Seehofer sagte, er unterstütze die österreichische EU-Ratspräsidentschaft bei ihren Prioritäten Schutz der EU-Außengrenzen, Kooperationsabkommen mit Herkunfts- und Transitländern, sowie Rückführung von nicht in Europa Schutzbedürftigen. 

Avramopoulos nannte die Ergebnisse des Treffens "besser als erwartet". Zugleich verwies er auf die im Vergleich zu 2015 erheblich gesunkenen Flüchtlingszahlen: "Wir befinden uns nicht mehr in einer Migrationskrise", sagte der Grieche. Die in den vergangenen Jahren getroffenen Maßnahmen zeigten Ergebnisse - jetzt müsse darauf aufgebaut werden. 

Am Rande des Innenministertreffens führte Seehofer zwei Gespräche mit Italiens Innenminister Salvini, der gleichzeitig auch Parteichef der fremdenfeindlichen Lega ist. Als Ergebnis der am Mittwochabend zu zweit und am Donnerstag zu dritt zusammen mit Kickl geführten Gespräche kündigte Seehofer an, bis Ende Juli, spätestens Anfang August mit Italien, aber auch Österreich und Griechenland Abkommen zur beschleunigten Rücknahme von Flüchtlingen zu schließen. 

Die Hilfsorganisationen Ärzte ohne Grenzen und SOS Méditerranée warfen den Regierungen der EU eine fatale Behinderung der Seenotrettung von Flüchtlingen auf dem Mittelmeer vor. In einer gemeinsamen Erklärung sprachen sie von "mehr als 600 Todesfällen im Mittelmeer in den vergangenen vier Wochen", an denen die EU-Staaten eine Mitschuld trügen.

Unterdessen saßen auf einem Schiff der italienischen Küstenwache weiterhin 67 Flüchtlinge fest, weil Salvini ihnen das Verlassen des Schiffs verweigerte. Die "Diciotti" hatte am Donnerstag im Hafen der sizilianischen Stadt Trapani angelegt, an Bord befinden sich 58 Männer, drei Frauen und sechs Kinder. 

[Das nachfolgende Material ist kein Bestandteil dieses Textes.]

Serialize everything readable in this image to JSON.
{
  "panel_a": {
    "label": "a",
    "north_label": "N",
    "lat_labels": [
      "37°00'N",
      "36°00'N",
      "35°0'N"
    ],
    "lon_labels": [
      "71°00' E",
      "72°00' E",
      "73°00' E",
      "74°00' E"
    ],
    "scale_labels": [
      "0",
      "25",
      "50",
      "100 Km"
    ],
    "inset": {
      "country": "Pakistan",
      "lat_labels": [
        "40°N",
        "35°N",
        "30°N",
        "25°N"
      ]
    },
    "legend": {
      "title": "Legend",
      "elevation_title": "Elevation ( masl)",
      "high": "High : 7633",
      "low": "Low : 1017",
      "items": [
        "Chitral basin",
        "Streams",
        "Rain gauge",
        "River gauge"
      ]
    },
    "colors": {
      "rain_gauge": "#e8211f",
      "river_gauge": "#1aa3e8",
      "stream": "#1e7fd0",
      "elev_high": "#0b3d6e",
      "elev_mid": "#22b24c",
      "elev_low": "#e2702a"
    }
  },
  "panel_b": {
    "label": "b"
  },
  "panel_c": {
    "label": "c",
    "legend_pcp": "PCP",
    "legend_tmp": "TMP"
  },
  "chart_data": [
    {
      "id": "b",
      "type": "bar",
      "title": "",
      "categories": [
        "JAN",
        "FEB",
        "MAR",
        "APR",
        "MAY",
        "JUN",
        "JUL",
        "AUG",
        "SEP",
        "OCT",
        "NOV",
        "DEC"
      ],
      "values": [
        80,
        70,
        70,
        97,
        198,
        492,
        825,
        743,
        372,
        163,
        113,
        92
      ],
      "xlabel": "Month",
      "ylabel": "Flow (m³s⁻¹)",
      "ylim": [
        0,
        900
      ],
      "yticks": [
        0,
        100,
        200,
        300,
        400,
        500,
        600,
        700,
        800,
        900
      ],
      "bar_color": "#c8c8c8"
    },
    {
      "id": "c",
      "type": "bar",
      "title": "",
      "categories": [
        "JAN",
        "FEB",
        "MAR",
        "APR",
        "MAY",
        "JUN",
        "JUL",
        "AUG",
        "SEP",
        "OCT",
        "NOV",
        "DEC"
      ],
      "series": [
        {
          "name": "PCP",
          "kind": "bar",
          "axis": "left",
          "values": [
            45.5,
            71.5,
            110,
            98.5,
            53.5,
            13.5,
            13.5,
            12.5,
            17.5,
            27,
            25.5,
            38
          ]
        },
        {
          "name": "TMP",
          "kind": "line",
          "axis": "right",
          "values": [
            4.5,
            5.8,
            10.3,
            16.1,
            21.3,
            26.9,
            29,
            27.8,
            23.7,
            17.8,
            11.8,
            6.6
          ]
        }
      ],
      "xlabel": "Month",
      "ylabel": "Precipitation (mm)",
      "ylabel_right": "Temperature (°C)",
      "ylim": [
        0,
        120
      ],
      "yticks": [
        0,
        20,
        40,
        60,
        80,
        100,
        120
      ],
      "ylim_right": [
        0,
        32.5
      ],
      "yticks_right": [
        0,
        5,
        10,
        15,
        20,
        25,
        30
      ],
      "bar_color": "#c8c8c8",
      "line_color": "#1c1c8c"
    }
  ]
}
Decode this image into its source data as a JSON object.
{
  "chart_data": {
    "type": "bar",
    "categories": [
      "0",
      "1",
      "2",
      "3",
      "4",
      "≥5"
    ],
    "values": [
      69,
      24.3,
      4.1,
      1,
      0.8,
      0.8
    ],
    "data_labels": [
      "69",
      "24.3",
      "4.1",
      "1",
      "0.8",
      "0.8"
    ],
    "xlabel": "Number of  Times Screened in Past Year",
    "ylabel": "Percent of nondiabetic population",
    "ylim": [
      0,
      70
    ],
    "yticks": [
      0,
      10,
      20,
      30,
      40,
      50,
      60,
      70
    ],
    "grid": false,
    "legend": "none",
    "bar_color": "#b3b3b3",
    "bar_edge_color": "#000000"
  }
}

Einige sollen zuvor auf einem italienischen Schiff, das sie vor der Küste Libyens an Bord genommen hatte, gegen die Besatzung vorgegangen sein. Das Schiff der Küstenwache nahm daraufhin die 67 Flüchtlinge an Bord. 

Mehrere Hilfsorganisationen, darunter das UN-Kinderhilfswerk Unicef und Save the Children, forderten Italien in einer gemeinsamen Erklärung auf, die Flüchtlinge "umgehend" von Bord gehen zu lassen. Diese hätten vier Tage auf See verbracht. 

Eine Vertreterin der griechischen Asylbehörde übte am Donnerstag Kritik an den Folgen der EU-Flüchtlingsdebatten für Kinder. Die Streitigkeiten zwischen den Mitgliedstaaten über die Aufnahme von Flüchtlingen behinderten die Zusammenführung minderjähriger Migranten mit ihren Eltern, sagte Dionysia Papailiou. Seit Jahresbeginn sei fast 500 von 680 in Frage kommenden Minderjährigen die Wiedervereinigung mit ihren Eltern in anderen EU-Staaten verweigert worden. 

Laut der Organisation Metadrasi leben in Griechenland rund 2500 unbegleitete minderjährige Flüchtlinge in einer "gefährlichen" Situation. Viele seien obdachlos und gingen nicht zur Schule.